From the 1940s on, Haines, always eclectic in producing those apparently seamless classical interiors, was introducing his own new designs. In pictures of Joan Crawford’s re-done living room of 1949, against the emphatically Georgian architectural detailing, there are two of his own signature elbow chairs – short backs, splayed legs – and the most extraordinary free-form tufted ottoman – a sort of 1955 Wiggly Word – in front of the urns-and-reeding fireplace. 

From then on, Haines was fantastically inventive, with huge houses that sometimes present as Classical but have movie screening rooms with case square cut modern sofas, and those distinctive elbow chairs. Those original Haines designs are now high cult in 21st century American decorator-land.

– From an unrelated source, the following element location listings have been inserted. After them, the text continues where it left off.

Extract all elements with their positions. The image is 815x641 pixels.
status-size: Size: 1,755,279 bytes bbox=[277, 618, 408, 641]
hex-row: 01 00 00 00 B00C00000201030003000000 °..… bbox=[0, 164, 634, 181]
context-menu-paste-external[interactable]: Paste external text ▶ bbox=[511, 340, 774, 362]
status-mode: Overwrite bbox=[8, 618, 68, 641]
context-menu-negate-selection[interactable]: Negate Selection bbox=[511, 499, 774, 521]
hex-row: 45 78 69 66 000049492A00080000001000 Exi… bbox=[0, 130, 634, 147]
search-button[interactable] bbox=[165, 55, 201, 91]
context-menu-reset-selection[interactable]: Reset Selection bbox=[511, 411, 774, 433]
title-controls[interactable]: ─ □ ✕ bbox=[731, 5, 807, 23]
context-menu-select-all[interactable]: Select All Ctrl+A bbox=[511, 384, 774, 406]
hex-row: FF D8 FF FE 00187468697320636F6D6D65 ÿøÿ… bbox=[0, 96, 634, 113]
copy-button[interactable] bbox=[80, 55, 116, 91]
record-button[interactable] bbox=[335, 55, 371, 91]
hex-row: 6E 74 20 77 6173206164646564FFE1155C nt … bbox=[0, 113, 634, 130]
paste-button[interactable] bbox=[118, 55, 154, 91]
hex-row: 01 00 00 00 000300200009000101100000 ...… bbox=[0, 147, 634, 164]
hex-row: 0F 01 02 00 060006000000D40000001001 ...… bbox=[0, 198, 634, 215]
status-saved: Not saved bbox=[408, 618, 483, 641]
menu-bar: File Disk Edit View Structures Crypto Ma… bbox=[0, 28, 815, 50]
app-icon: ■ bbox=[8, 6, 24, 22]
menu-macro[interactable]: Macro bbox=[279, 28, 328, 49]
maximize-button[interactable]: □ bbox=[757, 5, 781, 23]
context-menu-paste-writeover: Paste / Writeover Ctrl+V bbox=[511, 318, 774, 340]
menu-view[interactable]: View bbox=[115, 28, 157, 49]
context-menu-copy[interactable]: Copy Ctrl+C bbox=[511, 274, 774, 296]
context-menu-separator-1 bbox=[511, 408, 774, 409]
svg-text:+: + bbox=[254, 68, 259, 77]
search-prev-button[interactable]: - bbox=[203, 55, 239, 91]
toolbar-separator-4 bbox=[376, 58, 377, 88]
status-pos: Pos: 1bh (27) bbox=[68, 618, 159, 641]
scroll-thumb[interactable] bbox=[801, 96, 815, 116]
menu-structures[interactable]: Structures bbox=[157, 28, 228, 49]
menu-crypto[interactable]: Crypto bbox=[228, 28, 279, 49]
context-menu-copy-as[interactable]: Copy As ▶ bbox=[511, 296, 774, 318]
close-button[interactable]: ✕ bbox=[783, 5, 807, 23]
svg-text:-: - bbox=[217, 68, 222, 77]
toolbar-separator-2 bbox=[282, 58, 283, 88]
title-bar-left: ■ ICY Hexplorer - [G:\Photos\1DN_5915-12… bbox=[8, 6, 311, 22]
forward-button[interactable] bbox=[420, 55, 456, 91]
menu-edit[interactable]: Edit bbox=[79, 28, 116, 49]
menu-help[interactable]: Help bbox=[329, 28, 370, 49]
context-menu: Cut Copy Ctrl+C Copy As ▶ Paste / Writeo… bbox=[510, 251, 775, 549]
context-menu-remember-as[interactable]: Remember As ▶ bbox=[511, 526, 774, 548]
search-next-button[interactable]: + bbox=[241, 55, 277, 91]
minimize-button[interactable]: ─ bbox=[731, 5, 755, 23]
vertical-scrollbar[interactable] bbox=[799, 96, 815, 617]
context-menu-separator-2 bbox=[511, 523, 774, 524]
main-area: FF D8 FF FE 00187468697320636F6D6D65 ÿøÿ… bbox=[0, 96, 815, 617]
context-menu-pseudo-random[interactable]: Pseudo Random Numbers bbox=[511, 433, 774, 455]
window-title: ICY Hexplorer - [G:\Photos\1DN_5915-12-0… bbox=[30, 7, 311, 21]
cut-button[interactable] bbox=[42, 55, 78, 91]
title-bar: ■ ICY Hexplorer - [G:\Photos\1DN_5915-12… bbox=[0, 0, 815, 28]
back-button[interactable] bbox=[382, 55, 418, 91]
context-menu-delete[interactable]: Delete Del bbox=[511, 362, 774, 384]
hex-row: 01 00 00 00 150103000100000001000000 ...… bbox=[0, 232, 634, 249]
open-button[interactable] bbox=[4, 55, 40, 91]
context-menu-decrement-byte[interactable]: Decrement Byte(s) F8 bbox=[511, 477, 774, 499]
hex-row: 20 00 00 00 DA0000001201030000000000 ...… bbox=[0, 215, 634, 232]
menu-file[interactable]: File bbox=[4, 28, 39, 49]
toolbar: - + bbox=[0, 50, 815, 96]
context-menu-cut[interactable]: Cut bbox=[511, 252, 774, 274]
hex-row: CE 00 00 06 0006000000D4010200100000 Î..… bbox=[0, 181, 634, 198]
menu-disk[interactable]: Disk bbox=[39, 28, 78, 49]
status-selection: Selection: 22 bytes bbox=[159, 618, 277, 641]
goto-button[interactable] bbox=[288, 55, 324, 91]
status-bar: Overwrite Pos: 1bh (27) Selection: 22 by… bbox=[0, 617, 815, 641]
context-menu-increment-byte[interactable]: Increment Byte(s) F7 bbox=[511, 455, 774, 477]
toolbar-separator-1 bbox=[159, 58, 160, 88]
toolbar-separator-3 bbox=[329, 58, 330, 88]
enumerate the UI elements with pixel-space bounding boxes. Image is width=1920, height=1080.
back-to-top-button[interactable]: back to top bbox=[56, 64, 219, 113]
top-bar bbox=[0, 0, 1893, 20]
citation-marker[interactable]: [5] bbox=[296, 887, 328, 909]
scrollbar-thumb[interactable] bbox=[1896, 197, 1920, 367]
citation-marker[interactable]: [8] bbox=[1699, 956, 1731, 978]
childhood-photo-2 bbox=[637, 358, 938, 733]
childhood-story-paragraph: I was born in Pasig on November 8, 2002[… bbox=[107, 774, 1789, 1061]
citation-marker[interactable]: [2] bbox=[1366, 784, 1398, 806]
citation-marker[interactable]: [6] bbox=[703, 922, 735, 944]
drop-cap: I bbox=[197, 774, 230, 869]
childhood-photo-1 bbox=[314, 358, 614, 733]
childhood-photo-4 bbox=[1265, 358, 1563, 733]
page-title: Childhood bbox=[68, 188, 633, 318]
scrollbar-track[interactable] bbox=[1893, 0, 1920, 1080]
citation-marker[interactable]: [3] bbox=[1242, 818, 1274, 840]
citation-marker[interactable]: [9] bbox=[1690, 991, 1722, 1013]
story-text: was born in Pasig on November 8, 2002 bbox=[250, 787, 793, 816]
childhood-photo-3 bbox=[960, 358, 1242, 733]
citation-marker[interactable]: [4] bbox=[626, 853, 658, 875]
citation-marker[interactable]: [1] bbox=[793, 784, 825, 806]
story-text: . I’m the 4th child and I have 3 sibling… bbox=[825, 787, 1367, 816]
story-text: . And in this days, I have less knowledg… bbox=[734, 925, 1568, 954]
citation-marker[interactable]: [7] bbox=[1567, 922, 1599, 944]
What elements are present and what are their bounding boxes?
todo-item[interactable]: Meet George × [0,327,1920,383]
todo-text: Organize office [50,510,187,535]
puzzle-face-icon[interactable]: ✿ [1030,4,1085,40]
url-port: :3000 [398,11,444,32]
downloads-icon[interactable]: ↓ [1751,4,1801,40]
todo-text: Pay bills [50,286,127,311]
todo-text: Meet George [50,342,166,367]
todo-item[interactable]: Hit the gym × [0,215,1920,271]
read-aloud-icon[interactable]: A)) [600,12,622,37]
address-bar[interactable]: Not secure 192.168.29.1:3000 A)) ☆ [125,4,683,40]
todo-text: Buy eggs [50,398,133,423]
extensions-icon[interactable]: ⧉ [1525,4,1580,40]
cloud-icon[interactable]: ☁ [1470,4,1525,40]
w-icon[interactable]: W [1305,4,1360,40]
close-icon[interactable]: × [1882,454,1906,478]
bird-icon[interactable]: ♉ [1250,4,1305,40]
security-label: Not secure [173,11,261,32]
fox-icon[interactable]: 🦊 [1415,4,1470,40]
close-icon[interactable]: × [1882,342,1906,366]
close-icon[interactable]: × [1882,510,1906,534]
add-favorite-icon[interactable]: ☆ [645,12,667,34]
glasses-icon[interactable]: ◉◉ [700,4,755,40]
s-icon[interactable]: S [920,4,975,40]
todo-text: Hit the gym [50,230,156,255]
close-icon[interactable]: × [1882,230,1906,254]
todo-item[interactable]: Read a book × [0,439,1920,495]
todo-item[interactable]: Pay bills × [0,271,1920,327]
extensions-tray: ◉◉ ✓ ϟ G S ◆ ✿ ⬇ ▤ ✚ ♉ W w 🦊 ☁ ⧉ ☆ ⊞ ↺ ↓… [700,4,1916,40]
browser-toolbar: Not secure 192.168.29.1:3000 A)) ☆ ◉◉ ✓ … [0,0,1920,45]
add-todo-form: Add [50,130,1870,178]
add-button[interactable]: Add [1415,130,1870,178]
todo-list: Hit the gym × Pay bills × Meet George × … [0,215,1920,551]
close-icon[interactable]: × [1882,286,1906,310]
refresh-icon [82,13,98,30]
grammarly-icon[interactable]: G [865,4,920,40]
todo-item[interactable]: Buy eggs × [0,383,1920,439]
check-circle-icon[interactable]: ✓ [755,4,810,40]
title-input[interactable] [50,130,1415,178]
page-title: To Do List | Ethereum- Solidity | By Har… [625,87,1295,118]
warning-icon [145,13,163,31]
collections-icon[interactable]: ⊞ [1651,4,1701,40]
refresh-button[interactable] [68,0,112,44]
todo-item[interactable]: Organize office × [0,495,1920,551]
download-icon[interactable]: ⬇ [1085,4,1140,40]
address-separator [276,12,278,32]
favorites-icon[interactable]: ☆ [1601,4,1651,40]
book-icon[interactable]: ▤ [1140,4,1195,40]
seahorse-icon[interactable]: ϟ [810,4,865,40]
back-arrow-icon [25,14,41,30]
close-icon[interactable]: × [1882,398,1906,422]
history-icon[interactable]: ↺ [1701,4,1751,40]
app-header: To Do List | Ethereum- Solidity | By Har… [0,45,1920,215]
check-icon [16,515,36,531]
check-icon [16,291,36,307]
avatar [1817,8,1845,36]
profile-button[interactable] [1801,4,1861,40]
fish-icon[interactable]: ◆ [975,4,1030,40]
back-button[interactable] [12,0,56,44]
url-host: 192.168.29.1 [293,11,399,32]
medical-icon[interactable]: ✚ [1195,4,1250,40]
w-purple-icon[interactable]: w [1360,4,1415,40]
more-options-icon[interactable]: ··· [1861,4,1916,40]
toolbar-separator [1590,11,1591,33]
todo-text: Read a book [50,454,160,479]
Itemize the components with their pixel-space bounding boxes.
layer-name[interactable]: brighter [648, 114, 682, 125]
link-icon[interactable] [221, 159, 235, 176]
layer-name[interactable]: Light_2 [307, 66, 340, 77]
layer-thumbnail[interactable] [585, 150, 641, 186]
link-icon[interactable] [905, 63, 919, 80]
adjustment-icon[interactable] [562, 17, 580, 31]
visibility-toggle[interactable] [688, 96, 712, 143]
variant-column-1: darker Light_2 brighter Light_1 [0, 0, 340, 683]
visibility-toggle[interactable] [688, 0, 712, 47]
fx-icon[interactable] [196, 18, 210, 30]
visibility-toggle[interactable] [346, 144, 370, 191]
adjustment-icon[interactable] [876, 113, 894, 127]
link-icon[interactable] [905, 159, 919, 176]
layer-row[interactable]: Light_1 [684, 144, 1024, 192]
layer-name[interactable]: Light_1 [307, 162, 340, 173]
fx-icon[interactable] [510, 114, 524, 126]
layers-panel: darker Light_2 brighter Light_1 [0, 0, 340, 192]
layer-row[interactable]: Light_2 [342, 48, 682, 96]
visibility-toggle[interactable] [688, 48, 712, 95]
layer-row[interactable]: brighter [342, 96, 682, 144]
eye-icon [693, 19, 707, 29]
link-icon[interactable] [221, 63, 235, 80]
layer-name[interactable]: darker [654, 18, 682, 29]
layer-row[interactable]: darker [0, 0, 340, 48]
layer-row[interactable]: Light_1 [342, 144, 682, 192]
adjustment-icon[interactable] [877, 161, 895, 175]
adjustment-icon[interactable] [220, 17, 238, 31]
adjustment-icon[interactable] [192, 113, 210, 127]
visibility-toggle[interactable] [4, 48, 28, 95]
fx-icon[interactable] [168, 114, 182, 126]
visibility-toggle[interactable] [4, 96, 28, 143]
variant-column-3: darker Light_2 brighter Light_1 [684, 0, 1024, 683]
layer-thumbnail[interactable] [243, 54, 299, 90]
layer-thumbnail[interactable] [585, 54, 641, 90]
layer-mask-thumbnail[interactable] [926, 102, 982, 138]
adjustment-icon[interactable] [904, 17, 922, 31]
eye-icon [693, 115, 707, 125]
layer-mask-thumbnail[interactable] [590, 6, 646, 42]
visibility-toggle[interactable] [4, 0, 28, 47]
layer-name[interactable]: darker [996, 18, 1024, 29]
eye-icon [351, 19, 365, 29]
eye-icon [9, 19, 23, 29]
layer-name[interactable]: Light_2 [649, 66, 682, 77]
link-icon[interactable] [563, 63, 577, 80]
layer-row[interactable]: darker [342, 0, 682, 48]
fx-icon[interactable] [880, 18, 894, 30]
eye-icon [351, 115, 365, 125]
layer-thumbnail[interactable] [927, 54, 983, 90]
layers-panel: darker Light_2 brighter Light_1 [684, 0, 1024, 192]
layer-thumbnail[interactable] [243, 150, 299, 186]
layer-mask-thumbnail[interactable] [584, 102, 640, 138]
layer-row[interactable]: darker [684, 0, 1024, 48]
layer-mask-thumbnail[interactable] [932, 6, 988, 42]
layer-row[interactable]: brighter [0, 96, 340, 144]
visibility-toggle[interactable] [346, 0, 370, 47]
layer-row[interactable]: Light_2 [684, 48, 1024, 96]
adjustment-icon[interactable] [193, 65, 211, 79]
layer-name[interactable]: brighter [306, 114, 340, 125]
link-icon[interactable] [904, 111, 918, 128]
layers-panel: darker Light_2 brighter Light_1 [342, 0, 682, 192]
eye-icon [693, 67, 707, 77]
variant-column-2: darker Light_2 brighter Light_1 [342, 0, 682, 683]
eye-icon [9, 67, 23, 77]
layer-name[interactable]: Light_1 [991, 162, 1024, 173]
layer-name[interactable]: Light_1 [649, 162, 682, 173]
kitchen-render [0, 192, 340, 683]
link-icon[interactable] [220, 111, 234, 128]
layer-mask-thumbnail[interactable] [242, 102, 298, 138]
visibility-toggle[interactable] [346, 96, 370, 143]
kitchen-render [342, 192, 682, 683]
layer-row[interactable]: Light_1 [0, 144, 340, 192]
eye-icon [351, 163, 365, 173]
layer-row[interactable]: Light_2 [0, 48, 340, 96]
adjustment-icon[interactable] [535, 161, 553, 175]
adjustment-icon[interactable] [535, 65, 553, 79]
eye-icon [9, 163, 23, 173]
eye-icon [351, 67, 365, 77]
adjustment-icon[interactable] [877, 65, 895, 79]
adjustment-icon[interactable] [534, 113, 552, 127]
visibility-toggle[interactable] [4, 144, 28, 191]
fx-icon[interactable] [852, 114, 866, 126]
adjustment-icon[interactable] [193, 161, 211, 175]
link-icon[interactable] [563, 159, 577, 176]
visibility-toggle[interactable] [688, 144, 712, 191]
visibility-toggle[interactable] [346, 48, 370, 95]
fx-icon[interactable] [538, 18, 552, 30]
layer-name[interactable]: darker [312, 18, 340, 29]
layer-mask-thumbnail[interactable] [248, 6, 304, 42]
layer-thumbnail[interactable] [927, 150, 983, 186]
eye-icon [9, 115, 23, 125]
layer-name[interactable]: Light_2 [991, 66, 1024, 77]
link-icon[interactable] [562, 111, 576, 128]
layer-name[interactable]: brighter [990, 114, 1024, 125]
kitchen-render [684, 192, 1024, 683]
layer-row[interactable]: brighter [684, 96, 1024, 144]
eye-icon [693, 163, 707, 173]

From 1939 on Haines took on board the new architecture, particularly the impact of huge plate-glass windows and poolside living. By the time he decorated the new Holmby Hills house of Edie Goetz, Louis B. Mayer’s daughter, in 1949, this new luxury modern style was fully-formed and so forward-looking you’d mistake the photographs for 1956 or later.

The Goetz sitting room has no cornice, a huge plate-glass coffee table on plain square legs, a Van Gogh above the completely plain fireplace opening and coffee-coloured shag-pile. Later in the 1950s working with the American modernist architects like A Quincy Jones, Haines produced his own luxury take on the Noguchi coffee table and the chunky shelf. 

Haines’s social highpoint was probably re-doing Winfield House, the US ambassador to London’s 1930s mock Georgian residence in Regent’s Park, for Walter Annenberg in the 1960s. It’s some of his worst work, painfully ‘posh’ and piss-elegant and desperately careful, full of expensive real things looking as dated and unconvincing as a 1960s hotel. (His successor Ted Graber went on to do something equally unconvincing to the private apartments in the Reagan White House in the 1980s.) 

But at his best – the distinctively Californian mid-1950s luxury modern look – Haines was completely brilliant, making houses for wannabe sophisticated billionaires that look utterly modern and hugely copiable now. 

Class Act is a book fit for the trainee billionaires, too. Every spread shows serious money, most are filmic and OTT; nothing looks secondary or padded out. The chapter ‘essays’ by different heavyweight hands like Vanity Fair’s Bob Colacello, are intelligent and socially savvy. And the production values, of course, are just terrific.